American operatic soprano and vocal coach

Heidi Grant Murphy (born 1965) is an American operatic soprano and academic voice teacher. A member of the Metropolitan Opera since 1989, she appeared at international opera houses, and made recordings. She has been a voice teacher at the Jacobs School of Music from 2011.

== Life ==
Heidi Grant was born in Bellingham, Washington. She began her music education at Western Washington University and continued at the Jacobs School of Music of Indiana University Bloomington. During her graduate studies, she became a winner of the Metropolitan Opera National Council Auditions and was hired by James Levine as a participant in the Metropolitan Opera's Lindemann Young Artist Development Program.

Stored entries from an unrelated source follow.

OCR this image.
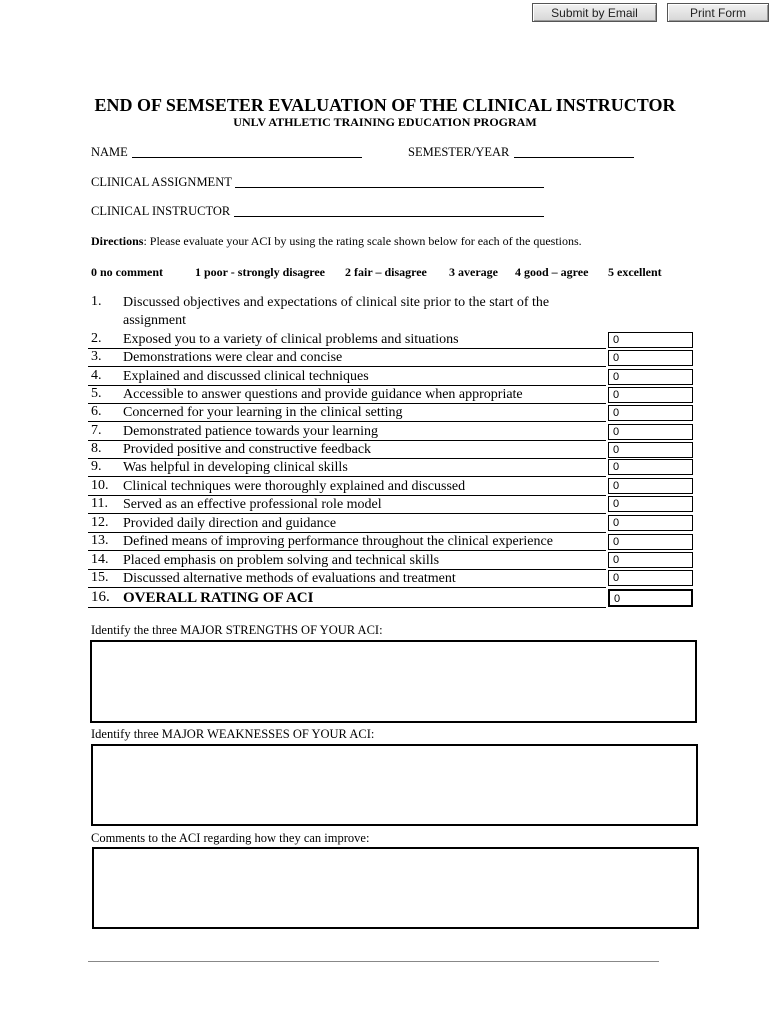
Submit by Email	Print Form
END OF SEMSETER EVALUATION OF THE CLINICAL INSTRUCTOR
UNLV ATHLETIC TRAINING EDUCATION PROGRAM
NAME	SEMESTER/YEAR
CLINICAL ASSIGNMENT
CLINICAL INSTRUCTOR
Directions: Please evaluate your ACI by using the rating scale shown below for each of the questions.
0 no comment	1 poor - strongly disagree 2 fair – disagree 3 average 4 good – agree 5 excellent
1. Discussed objectives and expectations of clinical site prior to the start of the assignment
2. Exposed you to a variety of clinical problems and situations	0
3. Demonstrations were clear and concise	0
4. Explained and discussed clinical techniques	0
5. Accessible to answer questions and provide guidance when appropriate	0
6. Concerned for your learning in the clinical setting	0
7. Demonstrated patience towards your learning	0
8. Provided positive and constructive feedback	0
9. Was helpful in developing clinical skills	0
10. Clinical techniques were thoroughly explained and discussed	0
11. Served as an effective professional role model	0
12. Provided daily direction and guidance	0
13. Defined means of improving performance throughout the clinical experience	0
14. Placed emphasis on problem solving and technical skills	0
15. Discussed alternative methods of evaluations and treatment	0
16. OVERALL RATING OF ACI	0
Identify the three MAJOR STRENGTHS OF YOUR ACI:
Identify three MAJOR WEAKNESSES OF YOUR ACI:
Comments to the ACI regarding how they can improve:
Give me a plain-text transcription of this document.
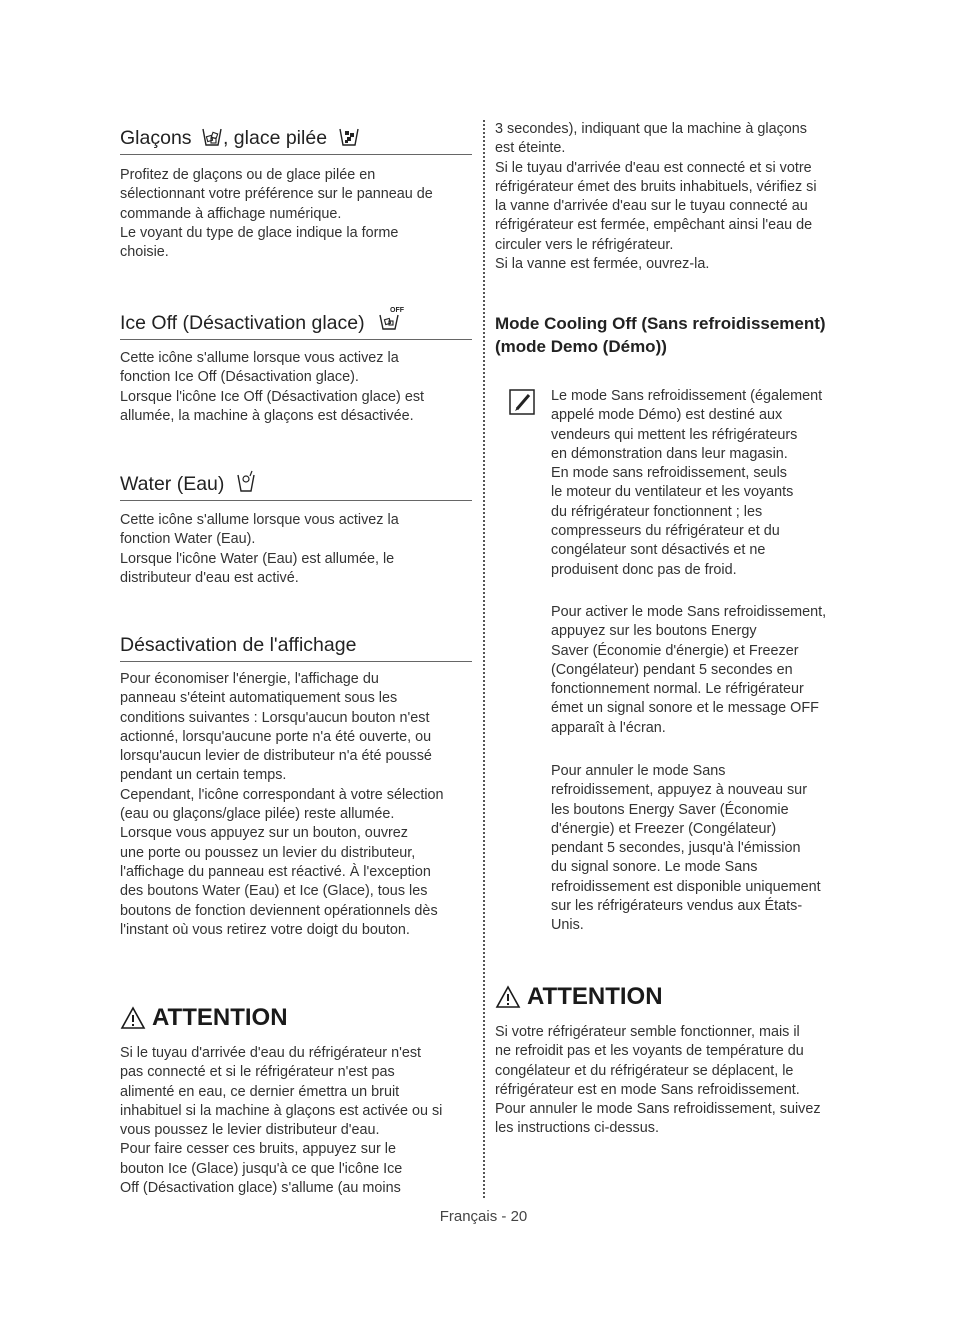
Glaçons , glace pilée

Profitez de glaçons ou de glace pilée en

sélectionnant votre préférence sur le panneau de

commande à affichage numérique.

Le voyant du type de glace indique la forme

choisie.

Ice Off (Désactivation glace)
OFF

Cette icône s'allume lorsque vous activez la

fonction Ice Off (Désactivation glace).

Lorsque l'icône Ice Off (Désactivation glace) est

allumée, la machine à glaçons est désactivée.

Water (Eau)

Cette icône s'allume lorsque vous activez la

fonction Water (Eau).

Lorsque l'icône Water (Eau) est allumée, le

distributeur d'eau est activé.

Désactivation de l'affichage

Pour économiser l'énergie, l'affichage du

panneau s'éteint automatiquement sous les

conditions suivantes : Lorsqu'aucun bouton n'est

actionné, lorsqu'aucune porte n'a été ouverte, ou

lorsqu'aucun levier de distributeur n'a été poussé

pendant un certain temps.

Cependant, l'icône correspondant à votre sélection

(eau ou glaçons/glace pilée) reste allumée.

Lorsque vous appuyez sur un bouton, ouvrez

une porte ou poussez un levier du distributeur,

l'affichage du panneau est réactivé. À l'exception

des boutons Water (Eau) et Ice (Glace), tous les

boutons de fonction deviennent opérationnels dès

l'instant où vous retirez votre doigt du bouton.

ATTENTION

Si le tuyau d'arrivée d'eau du réfrigérateur n'est

pas connecté et si le réfrigérateur n'est pas

alimenté en eau, ce dernier émettra un bruit

inhabituel si la machine à glaçons est activée ou si

vous poussez le levier distributeur d'eau.

Pour faire cesser ces bruits, appuyez sur le

bouton Ice (Glace) jusqu'à ce que l'icône Ice

Off (Désactivation glace) s'allume (au moins

3 secondes), indiquant que la machine à glaçons

est éteinte.

Si le tuyau d'arrivée d'eau est connecté et si votre

réfrigérateur émet des bruits inhabituels, vérifiez si

la vanne d'arrivée d'eau sur le tuyau connecté au

réfrigérateur est fermée, empêchant ainsi l'eau de

circuler vers le réfrigérateur.

Si la vanne est fermée, ouvrez-la.

Mode Cooling Off (Sans refroidissement)
(mode Demo (Démo))

Le mode Sans refroidissement (également

appelé mode Démo) est destiné aux

vendeurs qui mettent les réfrigérateurs

en démonstration dans leur magasin.

En mode sans refroidissement, seuls

le moteur du ventilateur et les voyants

du réfrigérateur fonctionnent ; les

compresseurs du réfrigérateur et du

congélateur sont désactivés et ne

produisent donc pas de froid.

Pour activer le mode Sans refroidissement,

appuyez sur les boutons Energy

Saver (Économie d'énergie) et Freezer

(Congélateur) pendant 5 secondes en

fonctionnement normal. Le réfrigérateur

émet un signal sonore et le message OFF

apparaît à l'écran.

Pour annuler le mode Sans

refroidissement, appuyez à nouveau sur

les boutons Energy Saver (Économie

d'énergie) et Freezer (Congélateur)

pendant 5 secondes, jusqu'à l'émission

du signal sonore. Le mode Sans

refroidissement est disponible uniquement

sur les réfrigérateurs vendus aux États-

Unis.

ATTENTION

Si votre réfrigérateur semble fonctionner, mais il

ne refroidit pas et les voyants de température du

congélateur et du réfrigérateur se déplacent, le

réfrigérateur est en mode Sans refroidissement.

Pour annuler le mode Sans refroidissement, suivez

les instructions ci-dessus.

Français - 20
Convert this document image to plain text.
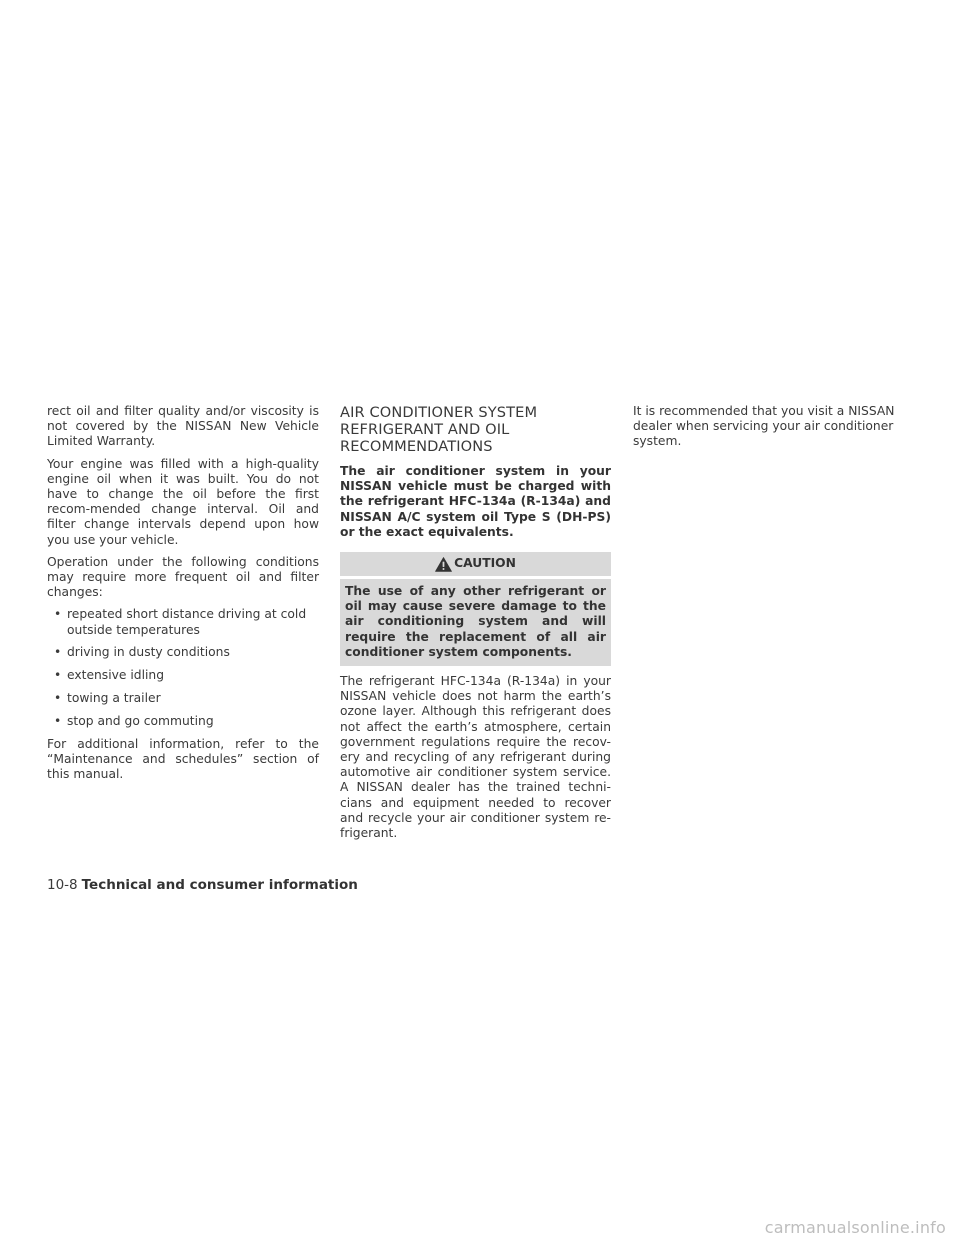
rect oil and filter quality and/or viscosity is not covered by the NISSAN New Vehicle Limited Warranty.

Your engine was filled with a high-quality engine oil when it was built. You do not have to change the oil before the first recom-mended change interval. Oil and filter change intervals depend upon how you use your vehicle.

Operation under the following conditions may require more frequent oil and filter changes:

• repeated short distance driving at cold outside temperatures
• driving in dusty conditions
• extensive idling
• towing a trailer
• stop and go commuting

For additional information, refer to the “Maintenance and schedules” section of this manual.

AIR CONDITIONER SYSTEM
REFRIGERANT AND OIL
RECOMMENDATIONS

The air conditioner system in your NISSAN vehicle must be charged with the refrigerant HFC-134a (R-134a) and NISSAN A/C system oil Type S (DH-PS) or the exact equivalents.

CAUTION
The use of any other refrigerant or oil may cause severe damage to the air conditioning system and will require the replacement of all air conditioner system components.

The refrigerant HFC-134a (R-134a) in your NISSAN vehicle does not harm the earth’s ozone layer. Although this refrigerant does not affect the earth’s atmosphere, certain government regulations require the recov-ery and recycling of any refrigerant during automotive air conditioner system service. A NISSAN dealer has the trained techni-cians and equipment needed to recover and recycle your air conditioner system re-frigerant.

It is recommended that you visit a NISSAN dealer when servicing your air conditioner system.

10-8 Technical and consumer information
carmanualsonline.info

She became a member of the Metropolitan Opera ensemble in 1989, where she has given over 200 performances; her roles included Mozart's Servilia in La clemenza di Tito, Susanna in Le nozze di Figaro and Pamina in Die Zauberflöte. She has performed at major opera houses such as the Oper Frankfurt, De Nederlandse Opera, at Théâtre Royal de la Monnaie and the Santa Fe Opera. She has worked with major orchestras in the United States and abroad, including the Vienna Philharmonic conducted by Herbert Blomstedt. Conductors also included Christoph Eschenbach, Lorin Maazel, Kurt Masur, Kent Nagano, Seiji Ozawa, Robert Shaw, Christian Thielemann, Edo de Waart, David Zinman, Pinchas Zukerman. Her repertoire also includes Drusilla in Monteverdi's L'incoronazione di Poppea, Mozart's Celia in Lucio Silla, Ilia in Idomeneo and Ismene in Mitridate, re di Ponto, Sister Constance in Poulenc's Dialogues des Carmélites and Anne Trulove in Stravinsky's The Rake's Progress.

She recorded Clearings in the Sky, a collection of compositions by Lili Boulanger, a recital collection Twilight and Innocence, and Bach cantatas for Arabesque Records. She recorded operas including Schumann's Paradise and the Peri, Mozart's Idomeneo and Le nozze di Figaro (as Barbarina) for Deutsche Grammophon. She recorded a Grammy-nominated album, Sweeney Todd, for the label of the New York Philharmonic Orchestra.

Since 2011, she has been teaching at the Jacobs School of Music, joining the faculty together with her husband, the pianist Kevin Murphy.

In a 2021 profile in The New York Times of Murphy and her spouse, she was reported having stated that “the instrument in your throat” is not enough, and that the process of becoming a singer “takes work on your psyche, your innermost being.”